Hurt and others shoveled the debris out from the store, electricians came to work on refrigeration and fire trucks washed the buildings, Hurt said. After about five days, the health department came to determine if the store was eligible to open after the town water was back on.

“I was really touched by how everybody just pitched in, and it was like this flood is not gonna get the best of this town,” Hurt said. “We’re gonna fight back and I don’t know why I was shocked by that, but I was amazed at how the town was resilient.”

The government also offered assistance through loans with lower interest rates and other aid.

Some businesses and roads were still closed about two months after the flood, Hurt said. There were several instances he recalls where bridges were washed away and it took months to replace them.

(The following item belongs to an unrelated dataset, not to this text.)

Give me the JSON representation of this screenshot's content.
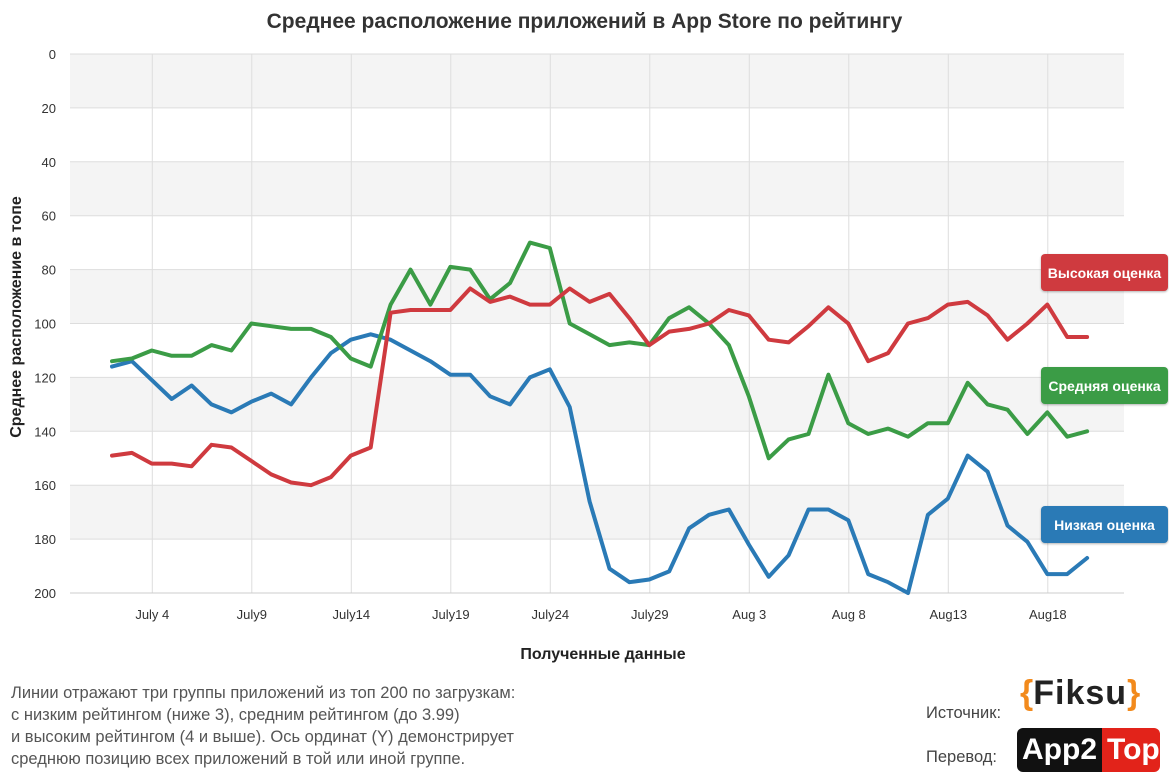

An estimated cost of $2.6 million was set for the restoration of secondary and primary roads in Prince Edward, Cumberland and Buckingham counties, according to a spokesperson for the Virginia Department of Highways quoted in The Farmville Herald at the time.

NOW

With climate change on the minds of many officials, the risk of flooding concerns are on the increase. It is important to take all necessary precautions to avoid catastrophic damage and loss, experts advise.

One inch of floodwater can cause up to $25,000 in damage, according to the Federal Emergency Management Agency. The National Flood Insurance Program, NFIP, provides flooding insurance through more than 50 insurance companies for property owners, renters and businesses.

“Always be alert to what weather forecasts are or what’s the condition, and of course if you don’t have flood insurance, then buy it,” Poulston said.